Will laments that the ITU show was a huge letdown, and that's not just fatigue talking. I talked to him early yesterday, and he seems to think that much of the problem is rooted in the unspoken anticipation that China would use the show to make an announcement about 3G licenses. While we tut-tut knowingly about second guessing the Chinese government or trusting the rumor mill, a bigger question pops up - why didn't China take an opportunity to announce something? A clue pops up on the radar on Xinhua Financial News via Forbes (thanks Fons) in the form of a quote from China Mobile Deputy General Manager Dai Zhong: "'We think that W-CDMA is better
for China Mobile. TD is a Chinese 3G standard, so we should support this
network, but we have the largest GSM network in China,' Dai
said."
Awesome.
Despite suggestions elsewhere that China
Mobile has caved-in to government pressure, the world's mobile giant still
appears to be fighting a rearguard action against having the unproven,
un-finalized, problem-ridden, politically-driven TD-SCDMA shoved down its
throat.
Money is power everywhere, and Beijing is no
longer an exception to that rule.
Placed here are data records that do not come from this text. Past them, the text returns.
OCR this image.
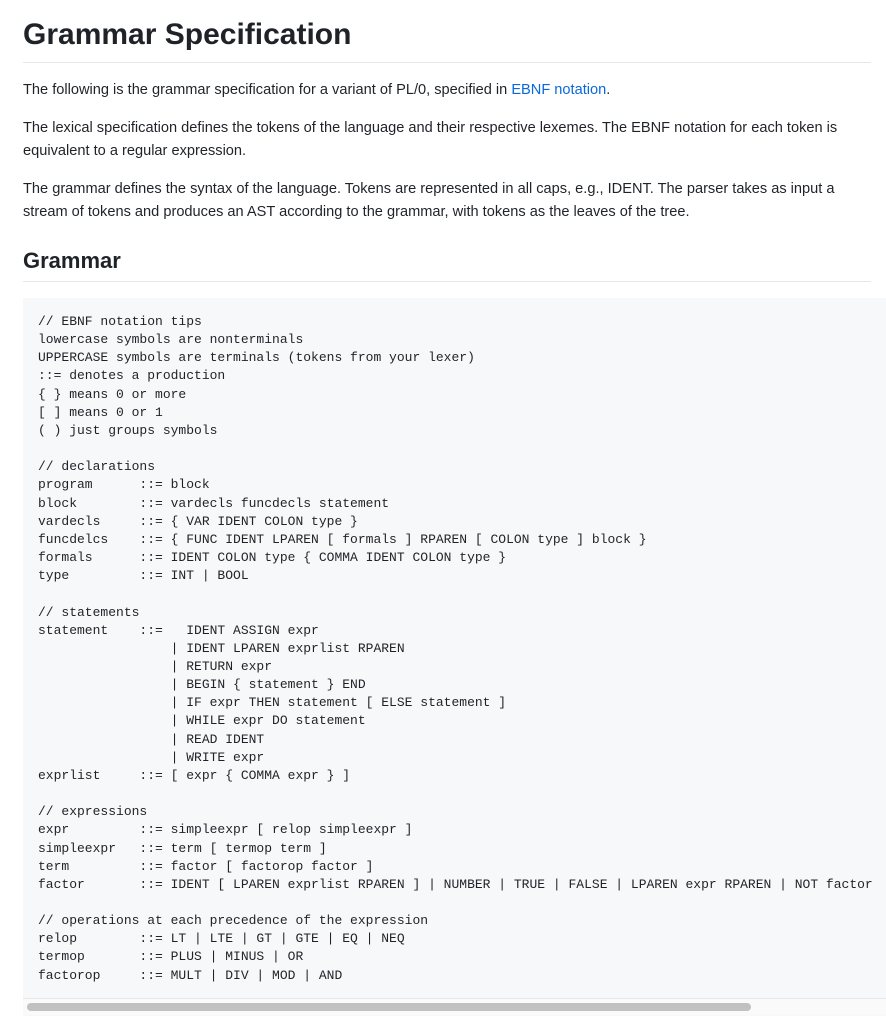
Grammar Specification

The following is the grammar specification for a variant of PL/0, specified in EBNF notation.

The lexical specification defines the tokens of the language and their respective lexemes. The EBNF notation for each token is equivalent to a regular expression.

The grammar defines the syntax of the language. Tokens are represented in all caps, e.g., IDENT. The parser takes as input a stream of tokens and produces an AST according to the grammar, with tokens as the leaves of the tree.

Grammar
// EBNF notation tips
lowercase symbols are nonterminals
UPPERCASE symbols are terminals (tokens from your lexer)
::= denotes a production
{ } means 0 or more
[ ] means 0 or 1
( ) just groups symbols

// declarations
program      ::= block
block        ::= vardecls funcdecls statement
vardecls     ::= { VAR IDENT COLON type }
funcdelcs    ::= { FUNC IDENT LPAREN [ formals ] RPAREN [ COLON type ] block }
formals      ::= IDENT COLON type { COMMA IDENT COLON type }
type         ::= INT | BOOL

// statements
statement    ::=   IDENT ASSIGN expr
| IDENT LPAREN exprlist RPAREN
| RETURN expr
| BEGIN { statement } END
| IF expr THEN statement [ ELSE statement ]
| WHILE expr DO statement
| READ IDENT
| WRITE expr
exprlist     ::= [ expr { COMMA expr } ]

// expressions
expr         ::= simpleexpr [ relop simpleexpr ]
simpleexpr   ::= term [ termop term ]
term         ::= factor [ factorop factor ]
factor       ::= IDENT [ LPAREN exprlist RPAREN ] | NUMBER | TRUE | FALSE | LPAREN expr RPAREN | NOT factor

// operations at each precedence of the expression
relop        ::= LT | LTE | GT | GTE | EQ | NEQ
termop       ::= PLUS | MINUS | OR
factorop     ::= MULT | DIV | MOD | AND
China Mobile is that
rara
avis: a very large state-owned
enterprise that is listed offshore, leads the local market, and is spinning
cash. It would be a huge mistake to underestimate the implicit clout CMCC
carries as it pleads its case at the MII, the Ministry of Commerce, the National
Development Reform Commission and elsewhere in town. TD-SCDMA developer Datang
just doesn't punch that kind of weight.
China Mobile wants W-CDMA, and it will fight
to the burger to get it. In China's 3G evolution, bet on that, not on the whims
of a coalition of techno-nationalists at the MII.